The captain of the Royal Guard opened an eye, her blind one. "Is it really that bad?"
"Of course it's bad! You're dying, and it's all my fault! I… I…" She crumpled to her knees. "And I tried so very, very hard to do the right thing for once…" Her head fell back to the shoulder. "I just wanted to help. I never meant to hurt anyone, because I love you guys. You're the greatest friends anyone could ever have… and I only wanted to be a part of it…"
To that end, Undyne smiled and reached out with a melting hand. "Alphys…" She gently wiped Alphys's cheek with her thumb. "This is exactly why I fell in love with you…" she said weakly "No matter what it is, you care about it, one-hundred percent at full power."
Alphys held Undyne tight as she began to ooze through her arms. "I care about you, Undyne. I love you, at one-hundred percent, maximum power." Her eyes were shut. She cried harder than she had ever cried before. "Please… stay whole. Don't leave me. Please." She sniffed sharp, painful breaths. "If you go… I'll have nothing left… I can't lose you. Not like this. Not like this…"
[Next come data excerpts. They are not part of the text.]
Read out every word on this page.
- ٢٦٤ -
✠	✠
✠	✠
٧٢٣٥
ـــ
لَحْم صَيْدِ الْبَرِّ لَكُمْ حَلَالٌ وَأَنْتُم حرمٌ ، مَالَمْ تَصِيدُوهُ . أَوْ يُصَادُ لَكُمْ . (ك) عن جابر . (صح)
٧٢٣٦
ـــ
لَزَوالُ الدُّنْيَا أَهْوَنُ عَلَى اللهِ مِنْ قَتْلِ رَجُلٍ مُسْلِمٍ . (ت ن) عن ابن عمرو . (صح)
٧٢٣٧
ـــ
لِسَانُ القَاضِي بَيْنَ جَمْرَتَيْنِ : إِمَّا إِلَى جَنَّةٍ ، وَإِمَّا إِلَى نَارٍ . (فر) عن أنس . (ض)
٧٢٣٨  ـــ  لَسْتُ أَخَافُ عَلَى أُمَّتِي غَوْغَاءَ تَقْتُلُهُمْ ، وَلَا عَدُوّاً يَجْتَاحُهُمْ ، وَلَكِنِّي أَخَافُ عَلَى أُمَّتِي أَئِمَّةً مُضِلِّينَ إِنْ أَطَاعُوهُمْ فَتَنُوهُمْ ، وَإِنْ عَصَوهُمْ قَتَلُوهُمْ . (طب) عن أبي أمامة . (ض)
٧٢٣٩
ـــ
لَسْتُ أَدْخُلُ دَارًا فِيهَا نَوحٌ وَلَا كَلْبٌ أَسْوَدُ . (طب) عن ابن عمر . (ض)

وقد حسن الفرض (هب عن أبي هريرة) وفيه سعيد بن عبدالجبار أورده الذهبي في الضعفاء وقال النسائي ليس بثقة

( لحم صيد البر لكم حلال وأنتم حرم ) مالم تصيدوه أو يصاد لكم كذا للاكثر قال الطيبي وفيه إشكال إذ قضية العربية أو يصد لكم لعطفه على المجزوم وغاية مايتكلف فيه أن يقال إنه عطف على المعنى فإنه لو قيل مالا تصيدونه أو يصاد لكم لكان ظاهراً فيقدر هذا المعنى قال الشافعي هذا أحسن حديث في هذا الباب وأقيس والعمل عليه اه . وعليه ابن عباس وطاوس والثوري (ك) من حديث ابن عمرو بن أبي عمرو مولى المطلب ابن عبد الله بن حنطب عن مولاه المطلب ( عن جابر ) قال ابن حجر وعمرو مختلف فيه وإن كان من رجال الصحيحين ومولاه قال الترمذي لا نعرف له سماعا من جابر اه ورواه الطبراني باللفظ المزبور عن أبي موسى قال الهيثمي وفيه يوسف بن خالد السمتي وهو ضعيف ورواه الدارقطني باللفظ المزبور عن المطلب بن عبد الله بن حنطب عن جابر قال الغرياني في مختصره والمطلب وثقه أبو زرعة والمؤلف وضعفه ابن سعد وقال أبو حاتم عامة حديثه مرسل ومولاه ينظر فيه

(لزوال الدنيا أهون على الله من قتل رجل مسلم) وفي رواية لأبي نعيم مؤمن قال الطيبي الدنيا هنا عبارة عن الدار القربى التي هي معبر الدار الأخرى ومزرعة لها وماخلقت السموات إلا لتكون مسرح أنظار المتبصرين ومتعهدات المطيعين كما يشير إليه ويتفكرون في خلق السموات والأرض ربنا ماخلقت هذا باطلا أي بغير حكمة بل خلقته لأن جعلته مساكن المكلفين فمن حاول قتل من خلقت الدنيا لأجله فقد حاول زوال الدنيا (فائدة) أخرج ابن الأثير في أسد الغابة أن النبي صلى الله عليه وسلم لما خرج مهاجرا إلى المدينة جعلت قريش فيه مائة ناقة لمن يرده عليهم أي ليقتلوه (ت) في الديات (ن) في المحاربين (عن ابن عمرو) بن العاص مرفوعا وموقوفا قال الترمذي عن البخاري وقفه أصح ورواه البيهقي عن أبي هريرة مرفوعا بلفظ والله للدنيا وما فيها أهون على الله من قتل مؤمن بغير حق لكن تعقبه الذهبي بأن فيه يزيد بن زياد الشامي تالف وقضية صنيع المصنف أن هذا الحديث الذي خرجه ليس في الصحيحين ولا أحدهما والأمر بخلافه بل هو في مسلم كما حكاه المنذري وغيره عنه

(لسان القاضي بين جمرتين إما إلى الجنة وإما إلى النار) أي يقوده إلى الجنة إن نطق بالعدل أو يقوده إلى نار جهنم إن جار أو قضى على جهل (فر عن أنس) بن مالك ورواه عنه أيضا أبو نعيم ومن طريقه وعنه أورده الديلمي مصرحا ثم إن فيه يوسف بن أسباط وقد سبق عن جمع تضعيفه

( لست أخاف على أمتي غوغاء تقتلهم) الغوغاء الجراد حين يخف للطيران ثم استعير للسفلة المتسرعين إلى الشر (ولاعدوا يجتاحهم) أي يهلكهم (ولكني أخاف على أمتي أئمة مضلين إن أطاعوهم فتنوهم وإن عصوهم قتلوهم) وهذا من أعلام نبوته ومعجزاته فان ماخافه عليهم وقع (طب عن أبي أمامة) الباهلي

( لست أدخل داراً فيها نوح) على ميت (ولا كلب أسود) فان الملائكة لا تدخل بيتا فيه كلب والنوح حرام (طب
Undyne's arms, with the strength draining away, found their way around Alphys in an embrace. "You're a big girl, Alphys. You're better than you think, stronger than you know. You'll survive this, go on to live an extraordinary life, and meet plenty of great people along the way. You deserve it."
"B-but what about you…?"
"There's nowhere I'd rather be than with you… to the end."
Alphys sniffed. "I'm not ready to say goodbye… Not to someone as great as you. I want you to be in my future. I want you to be greatest person in my life."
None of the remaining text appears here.